SIZES=(16 32 48 96 150 180 192 512)
for size in "${SIZES[@]}"; do
rsvg-convert -w "$size" -h "$size" "$SRC" -o "$TMPDIR/icon-${size}.png"
done
cp "$TMPDIR/icon-16.png" "$OUT/favicon-16x16.png"
cp "$TMPDIR/icon-32.png" "$OUT/favicon-32x32.png"
cp "$TMPDIR/icon-48.png" "$OUT/favicon-48x48.png"
cp "$TMPDIR/icon-96.png" "$OUT/favicon-96x96.png"
cp "$TMPDIR/icon-150.png" "$OUT/mstile-150x150.png"
cp "$TMPDIR/icon-180.png" "$OUT/apple-touch-icon.png"
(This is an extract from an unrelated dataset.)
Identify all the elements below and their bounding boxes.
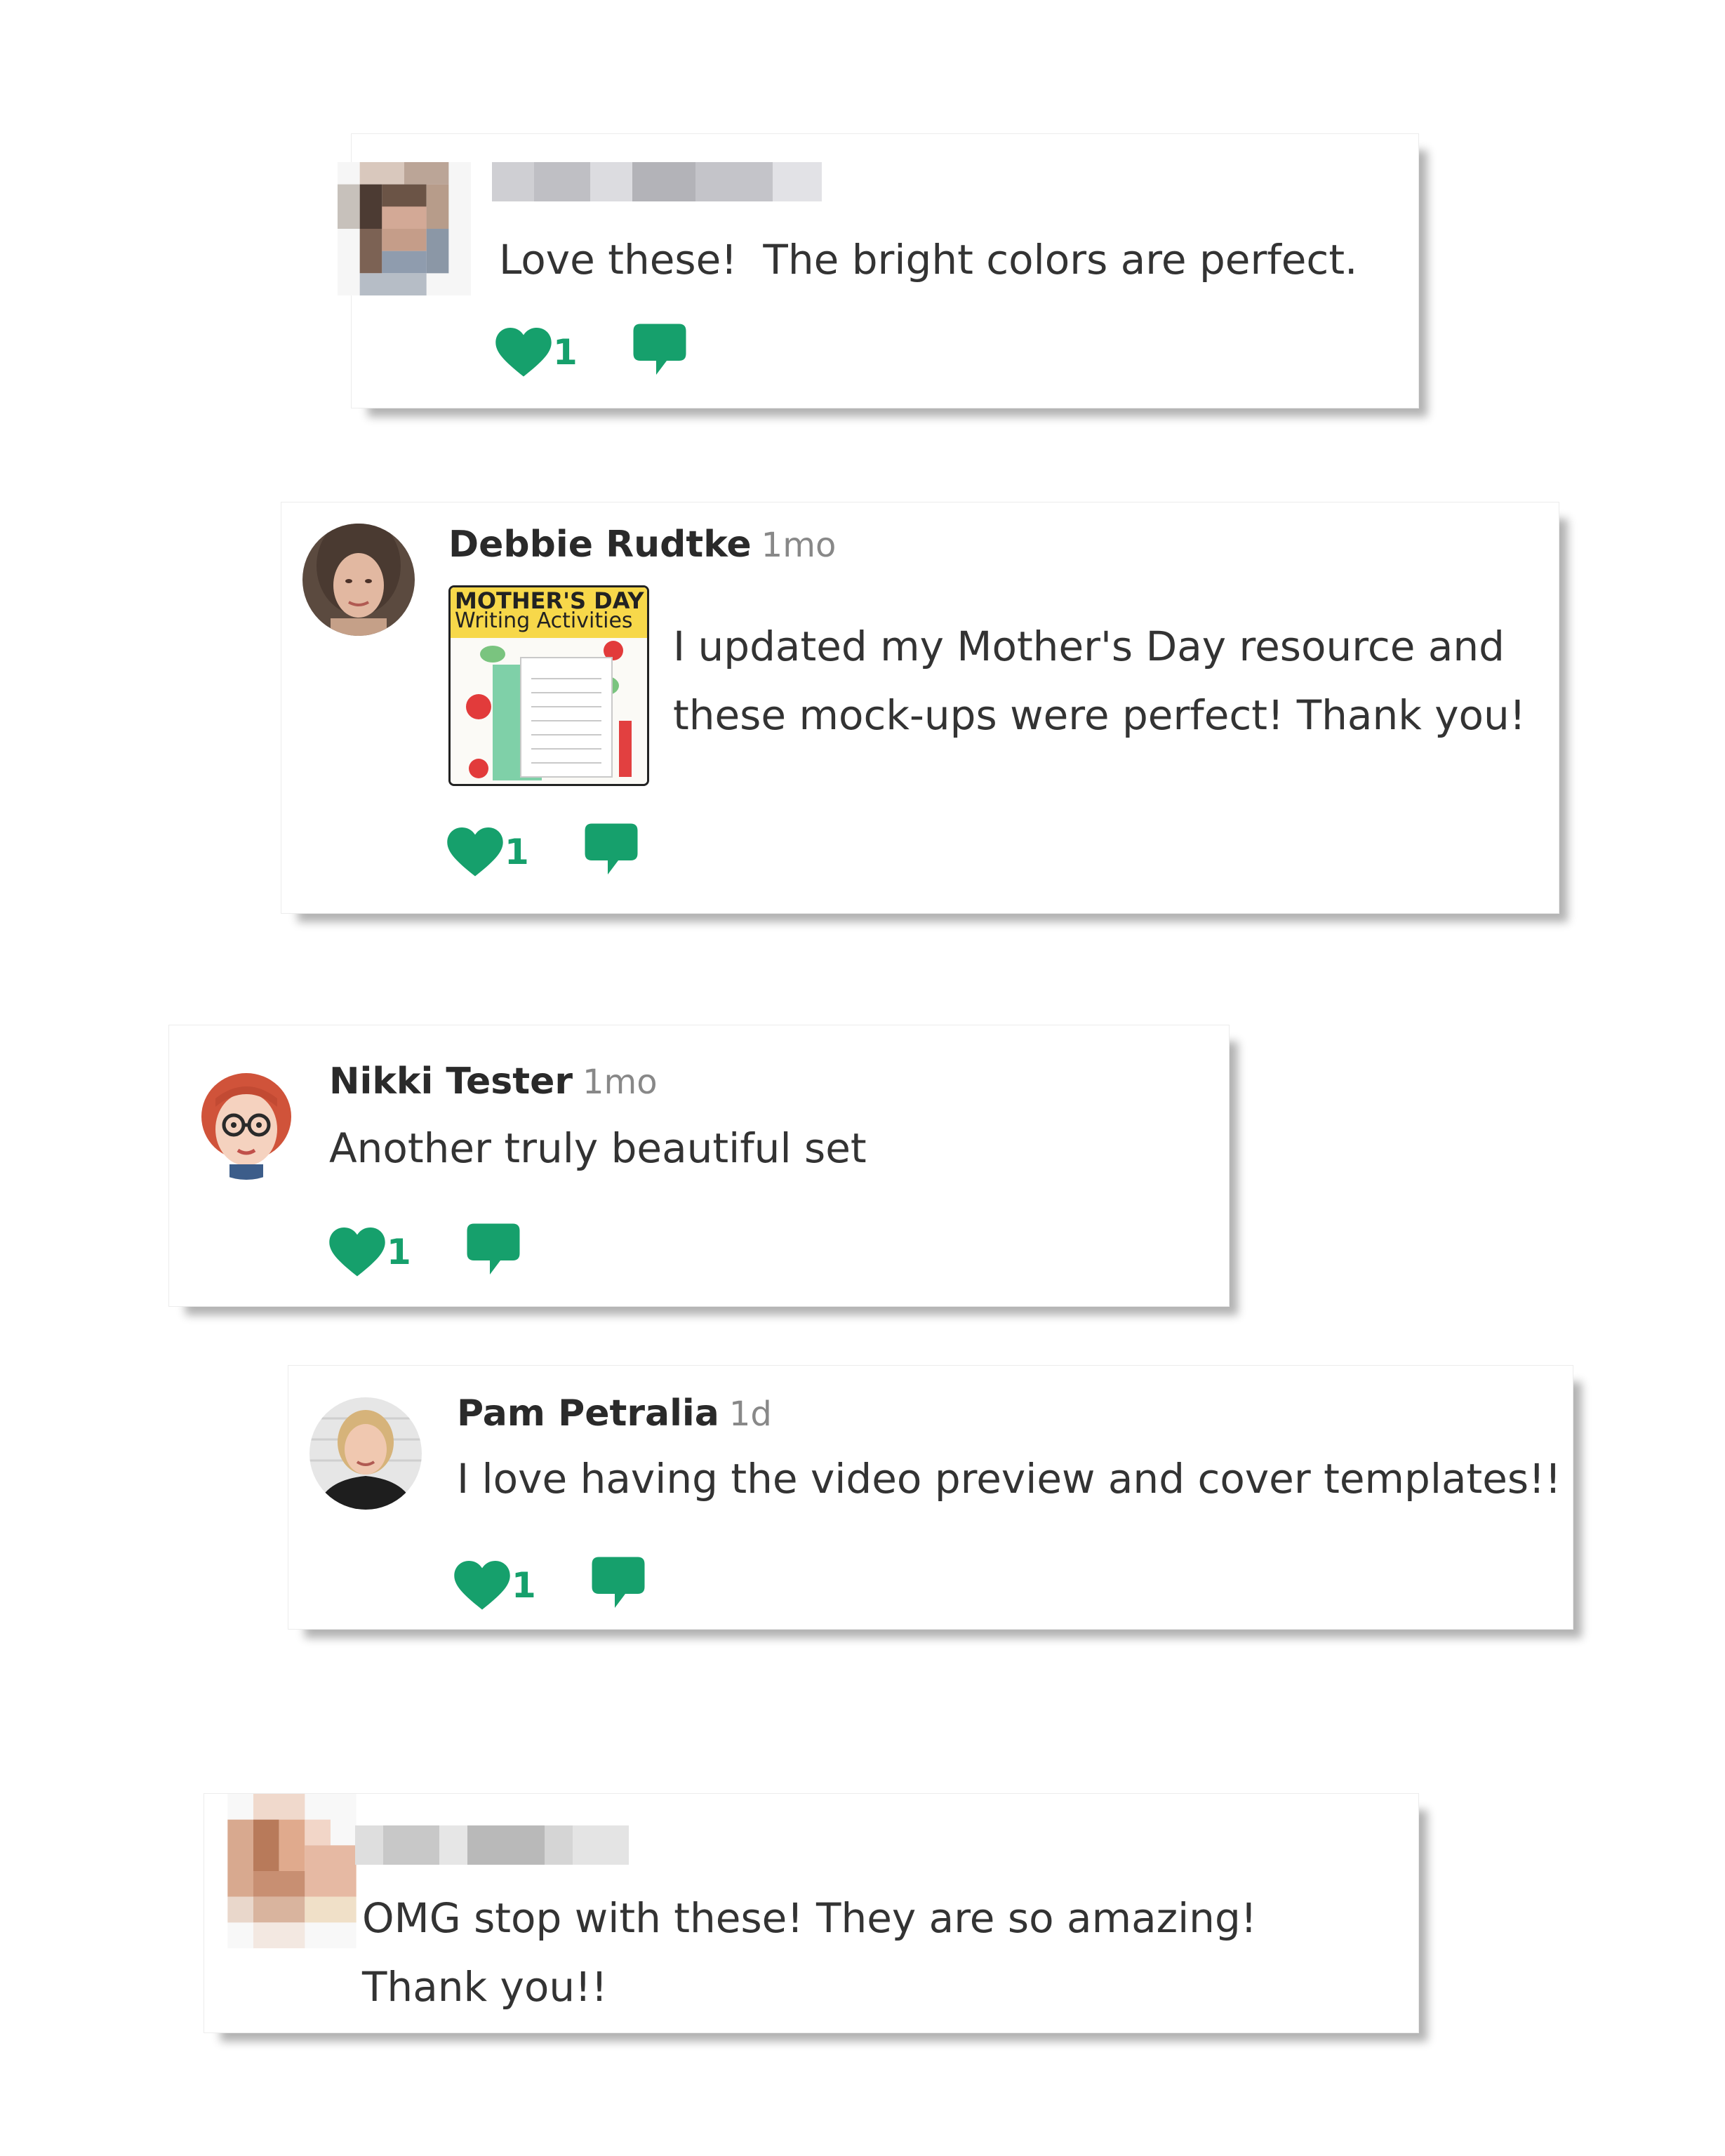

cp "$TMPDIR/icon-192.png" "$OUT/android-chrome-192x192.png"
cp "$TMPDIR/icon-512.png" "$OUT/android-chrome-512x512.png"
cp "$TMPDIR/icon-512.png" "$OUT/favicon.png"
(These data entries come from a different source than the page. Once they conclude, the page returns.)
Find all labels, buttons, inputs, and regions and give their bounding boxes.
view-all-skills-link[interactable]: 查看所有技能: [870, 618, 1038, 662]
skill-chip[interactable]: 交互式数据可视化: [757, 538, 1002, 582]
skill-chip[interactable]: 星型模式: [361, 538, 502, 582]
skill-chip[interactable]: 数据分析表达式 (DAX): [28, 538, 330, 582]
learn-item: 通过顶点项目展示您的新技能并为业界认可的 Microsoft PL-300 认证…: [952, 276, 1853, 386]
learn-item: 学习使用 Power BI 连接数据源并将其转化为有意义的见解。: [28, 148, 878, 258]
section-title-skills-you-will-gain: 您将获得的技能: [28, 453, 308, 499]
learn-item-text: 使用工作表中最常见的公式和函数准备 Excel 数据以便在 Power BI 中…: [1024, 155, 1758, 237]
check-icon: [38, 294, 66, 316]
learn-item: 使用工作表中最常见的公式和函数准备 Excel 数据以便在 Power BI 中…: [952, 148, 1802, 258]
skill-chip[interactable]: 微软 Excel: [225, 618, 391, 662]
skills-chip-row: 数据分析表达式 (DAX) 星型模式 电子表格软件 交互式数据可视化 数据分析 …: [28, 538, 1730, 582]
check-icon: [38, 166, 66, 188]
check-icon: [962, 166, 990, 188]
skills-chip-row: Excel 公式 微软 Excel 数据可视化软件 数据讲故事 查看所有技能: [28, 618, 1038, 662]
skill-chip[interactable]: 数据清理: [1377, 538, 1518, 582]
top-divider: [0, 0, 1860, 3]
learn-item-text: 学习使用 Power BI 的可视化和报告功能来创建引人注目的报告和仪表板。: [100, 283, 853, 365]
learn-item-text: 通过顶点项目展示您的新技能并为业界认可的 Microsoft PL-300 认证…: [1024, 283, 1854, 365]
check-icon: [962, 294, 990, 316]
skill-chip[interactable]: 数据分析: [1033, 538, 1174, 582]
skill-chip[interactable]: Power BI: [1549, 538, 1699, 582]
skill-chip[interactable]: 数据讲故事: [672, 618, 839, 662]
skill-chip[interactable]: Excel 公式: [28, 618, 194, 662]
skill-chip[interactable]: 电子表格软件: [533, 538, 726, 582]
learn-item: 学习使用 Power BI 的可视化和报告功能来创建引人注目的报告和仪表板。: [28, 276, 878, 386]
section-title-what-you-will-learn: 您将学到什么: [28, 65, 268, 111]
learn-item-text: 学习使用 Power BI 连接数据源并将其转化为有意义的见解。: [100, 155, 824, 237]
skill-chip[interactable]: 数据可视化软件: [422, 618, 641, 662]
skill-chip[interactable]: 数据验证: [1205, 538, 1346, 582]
magick "$TMPDIR/icon-16.png" "$TMPDIR/icon-32.png" "$TMPDIR/icon-48.png" \
"$OUT/favicon.ico"We also wired it up as a Claude Code skill, so regenerating favicons
after a logo change is a one-command operation. The skill validates that
rsvg-convert and magick are installed, runs the script, and reports
which files were generated.
The Takeaway
Favicon generation is a solved problem that doesn't need a web service. Two CLI tools, 64 lines of bash, and a clear mapping from sizes to filenames. The script lives in version control alongside the source SVG, so the pipeline is reproducible and the output is auditable. When the logo changes, and it will, we run one command on our machine instead of visiting a website.